2003-06-13 Thread Roland Glenn McIntosh
This is my solution / bug report / RFC cross-posted from [GENERAL] regarding insertion 
of hexadecimal characters from the command line.
---

Okay.  I have NO IDEA why this works.  If someone could enlighten me as to the math 
involved I'd appreciate it.  First, a little background:

The Euro symbol is unicode value 0x20AC.  UTF-8 encoding is a way of representing most 
unicode characters in two bytes, and most latin characters in one byte.
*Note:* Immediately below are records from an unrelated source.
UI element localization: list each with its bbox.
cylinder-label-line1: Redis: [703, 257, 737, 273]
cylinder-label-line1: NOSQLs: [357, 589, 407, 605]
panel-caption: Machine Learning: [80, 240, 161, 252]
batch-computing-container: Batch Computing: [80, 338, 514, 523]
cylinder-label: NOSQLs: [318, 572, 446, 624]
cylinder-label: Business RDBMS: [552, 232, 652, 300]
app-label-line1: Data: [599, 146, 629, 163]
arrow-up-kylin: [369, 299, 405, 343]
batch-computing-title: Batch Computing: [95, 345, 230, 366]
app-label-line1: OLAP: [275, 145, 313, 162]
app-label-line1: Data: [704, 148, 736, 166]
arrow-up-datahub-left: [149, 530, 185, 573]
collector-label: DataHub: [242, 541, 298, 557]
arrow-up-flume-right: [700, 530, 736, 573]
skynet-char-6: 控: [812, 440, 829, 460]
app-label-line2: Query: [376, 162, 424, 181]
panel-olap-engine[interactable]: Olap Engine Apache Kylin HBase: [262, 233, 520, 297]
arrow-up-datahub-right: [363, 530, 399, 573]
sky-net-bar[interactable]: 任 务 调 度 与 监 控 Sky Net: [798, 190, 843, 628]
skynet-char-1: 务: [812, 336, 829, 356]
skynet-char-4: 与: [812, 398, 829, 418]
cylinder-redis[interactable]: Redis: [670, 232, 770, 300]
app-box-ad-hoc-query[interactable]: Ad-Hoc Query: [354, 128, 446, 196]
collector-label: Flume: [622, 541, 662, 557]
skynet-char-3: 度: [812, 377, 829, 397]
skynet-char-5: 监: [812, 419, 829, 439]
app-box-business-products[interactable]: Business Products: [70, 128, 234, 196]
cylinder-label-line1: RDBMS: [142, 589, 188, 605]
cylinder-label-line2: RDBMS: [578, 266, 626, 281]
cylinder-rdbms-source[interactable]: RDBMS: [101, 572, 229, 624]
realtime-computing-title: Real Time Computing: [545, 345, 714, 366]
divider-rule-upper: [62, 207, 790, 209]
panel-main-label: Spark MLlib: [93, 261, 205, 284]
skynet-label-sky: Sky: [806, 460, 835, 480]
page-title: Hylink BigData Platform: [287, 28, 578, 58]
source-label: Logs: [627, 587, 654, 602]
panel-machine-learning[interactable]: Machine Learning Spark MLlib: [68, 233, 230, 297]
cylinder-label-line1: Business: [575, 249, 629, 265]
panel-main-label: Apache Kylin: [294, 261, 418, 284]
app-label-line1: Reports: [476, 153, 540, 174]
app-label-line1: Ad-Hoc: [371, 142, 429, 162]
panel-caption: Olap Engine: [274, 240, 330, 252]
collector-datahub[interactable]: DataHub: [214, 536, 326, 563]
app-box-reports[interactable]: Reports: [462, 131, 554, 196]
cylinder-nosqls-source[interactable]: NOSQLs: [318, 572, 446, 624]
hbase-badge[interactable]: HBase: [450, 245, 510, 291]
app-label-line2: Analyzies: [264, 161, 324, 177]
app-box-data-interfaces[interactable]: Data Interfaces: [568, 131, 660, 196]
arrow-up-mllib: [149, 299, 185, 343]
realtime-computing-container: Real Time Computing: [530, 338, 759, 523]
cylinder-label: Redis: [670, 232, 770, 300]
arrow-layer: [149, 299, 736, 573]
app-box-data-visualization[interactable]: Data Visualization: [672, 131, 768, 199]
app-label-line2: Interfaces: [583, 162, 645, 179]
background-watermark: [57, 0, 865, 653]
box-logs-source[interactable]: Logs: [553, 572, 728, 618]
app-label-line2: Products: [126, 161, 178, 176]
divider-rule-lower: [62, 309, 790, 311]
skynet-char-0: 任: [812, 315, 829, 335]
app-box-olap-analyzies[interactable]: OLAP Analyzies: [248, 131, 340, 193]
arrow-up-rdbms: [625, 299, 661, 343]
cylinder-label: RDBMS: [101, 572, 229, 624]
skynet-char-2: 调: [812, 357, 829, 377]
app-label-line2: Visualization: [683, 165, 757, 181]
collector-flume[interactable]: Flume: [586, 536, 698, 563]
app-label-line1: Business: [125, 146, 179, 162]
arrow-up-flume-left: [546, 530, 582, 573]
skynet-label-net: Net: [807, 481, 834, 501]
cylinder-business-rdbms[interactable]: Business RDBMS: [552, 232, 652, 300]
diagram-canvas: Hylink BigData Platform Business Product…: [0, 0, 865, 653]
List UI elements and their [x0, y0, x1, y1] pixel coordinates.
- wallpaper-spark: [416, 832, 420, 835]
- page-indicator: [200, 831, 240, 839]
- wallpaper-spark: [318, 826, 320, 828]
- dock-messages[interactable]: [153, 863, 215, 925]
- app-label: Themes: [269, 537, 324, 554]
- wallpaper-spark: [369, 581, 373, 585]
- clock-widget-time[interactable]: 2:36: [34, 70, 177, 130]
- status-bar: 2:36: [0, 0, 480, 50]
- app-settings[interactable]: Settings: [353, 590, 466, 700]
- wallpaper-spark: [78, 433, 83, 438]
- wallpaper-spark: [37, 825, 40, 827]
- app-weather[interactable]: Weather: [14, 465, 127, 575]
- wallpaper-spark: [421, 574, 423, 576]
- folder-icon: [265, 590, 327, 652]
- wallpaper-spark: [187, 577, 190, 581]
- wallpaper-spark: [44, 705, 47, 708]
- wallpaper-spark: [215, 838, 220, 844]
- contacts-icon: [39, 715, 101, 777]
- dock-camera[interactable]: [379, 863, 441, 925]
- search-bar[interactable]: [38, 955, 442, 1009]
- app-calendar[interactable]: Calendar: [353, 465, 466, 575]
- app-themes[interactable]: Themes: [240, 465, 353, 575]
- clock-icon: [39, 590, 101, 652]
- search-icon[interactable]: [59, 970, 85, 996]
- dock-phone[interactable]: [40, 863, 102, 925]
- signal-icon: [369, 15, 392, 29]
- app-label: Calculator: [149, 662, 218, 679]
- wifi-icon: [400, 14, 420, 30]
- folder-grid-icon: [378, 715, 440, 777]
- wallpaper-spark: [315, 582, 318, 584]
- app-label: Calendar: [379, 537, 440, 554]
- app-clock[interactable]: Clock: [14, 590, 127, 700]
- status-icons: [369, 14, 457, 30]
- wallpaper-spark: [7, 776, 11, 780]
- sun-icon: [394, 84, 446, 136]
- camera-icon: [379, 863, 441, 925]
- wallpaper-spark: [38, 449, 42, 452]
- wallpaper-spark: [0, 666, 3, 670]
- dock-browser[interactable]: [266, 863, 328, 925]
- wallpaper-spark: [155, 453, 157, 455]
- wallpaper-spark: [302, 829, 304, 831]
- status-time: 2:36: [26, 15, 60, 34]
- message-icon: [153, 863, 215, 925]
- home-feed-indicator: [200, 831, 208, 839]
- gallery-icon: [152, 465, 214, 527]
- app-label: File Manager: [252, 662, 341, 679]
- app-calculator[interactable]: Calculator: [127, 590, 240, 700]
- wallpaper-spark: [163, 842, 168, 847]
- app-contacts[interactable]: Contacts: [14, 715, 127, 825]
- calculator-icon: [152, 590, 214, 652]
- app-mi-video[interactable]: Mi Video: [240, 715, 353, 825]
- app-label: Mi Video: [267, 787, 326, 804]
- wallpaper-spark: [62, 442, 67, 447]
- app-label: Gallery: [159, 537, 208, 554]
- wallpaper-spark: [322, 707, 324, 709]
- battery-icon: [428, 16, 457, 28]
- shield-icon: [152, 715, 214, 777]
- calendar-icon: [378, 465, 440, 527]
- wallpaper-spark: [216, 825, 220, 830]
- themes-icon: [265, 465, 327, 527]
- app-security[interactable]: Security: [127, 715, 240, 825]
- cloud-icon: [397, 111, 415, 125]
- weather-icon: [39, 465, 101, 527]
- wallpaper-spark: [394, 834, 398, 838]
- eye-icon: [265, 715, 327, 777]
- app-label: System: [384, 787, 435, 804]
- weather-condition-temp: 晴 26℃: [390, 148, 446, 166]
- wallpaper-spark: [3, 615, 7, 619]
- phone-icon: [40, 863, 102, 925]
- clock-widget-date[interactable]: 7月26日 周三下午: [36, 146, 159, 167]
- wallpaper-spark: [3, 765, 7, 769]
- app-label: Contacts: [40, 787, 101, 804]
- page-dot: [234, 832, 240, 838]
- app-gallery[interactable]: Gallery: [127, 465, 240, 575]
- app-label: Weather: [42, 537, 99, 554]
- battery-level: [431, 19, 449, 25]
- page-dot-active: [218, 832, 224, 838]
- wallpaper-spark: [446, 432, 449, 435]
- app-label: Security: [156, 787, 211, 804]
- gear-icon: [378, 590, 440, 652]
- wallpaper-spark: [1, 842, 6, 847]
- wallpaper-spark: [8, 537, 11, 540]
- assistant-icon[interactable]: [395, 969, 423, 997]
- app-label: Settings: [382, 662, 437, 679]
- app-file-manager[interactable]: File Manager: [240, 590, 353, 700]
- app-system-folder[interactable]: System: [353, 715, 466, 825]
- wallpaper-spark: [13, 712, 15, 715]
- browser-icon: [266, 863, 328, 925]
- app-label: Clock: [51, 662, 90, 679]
The only way I have found to insert a euro symbol into the database from the command 
line psql client is this:
INSERT INTO mytable VALUES('\342\202\254');

I don't know why this works.  In hex, those octal values are:
E2 82 AC

I don't know why my "20" byte turned into two bytes of E2 and 82.  Furthermore, I was 
under the impression that a UTF-8 encoding of the Euro sign only took two bytes.  
Corroborating this assumption, upon dumping that table with pg_dump and examining the 
resultant file in a hex editor, I see this in that character position: AC 20

Additionally, according to the psql online documentation and man page:
"Anything contained in single quotes is furthermore subject to C-like substitutions 
for \n (new line), \t (tab), \digits, \0digits, and \0xdigits (the character with the 
given decimal, octal, or hexadecimal code)."

Those digits *should* be interpreted as decimal digits, but they aren't.  The man page 
for psql is either incorrect, or the implementation is buggy.

I did try the '\0x20AC' method, and '\0x20\0xAC' without success.
It's worth noting that the field I'm inserting into is an SQL_ASCII field, and I'm 
reading my UTF-8 string out of it like this, via JDBC:
String value = new String( resultset.getBytes(1), "UTF-8");

Can anyone help me make sense of this mumbo jumbo?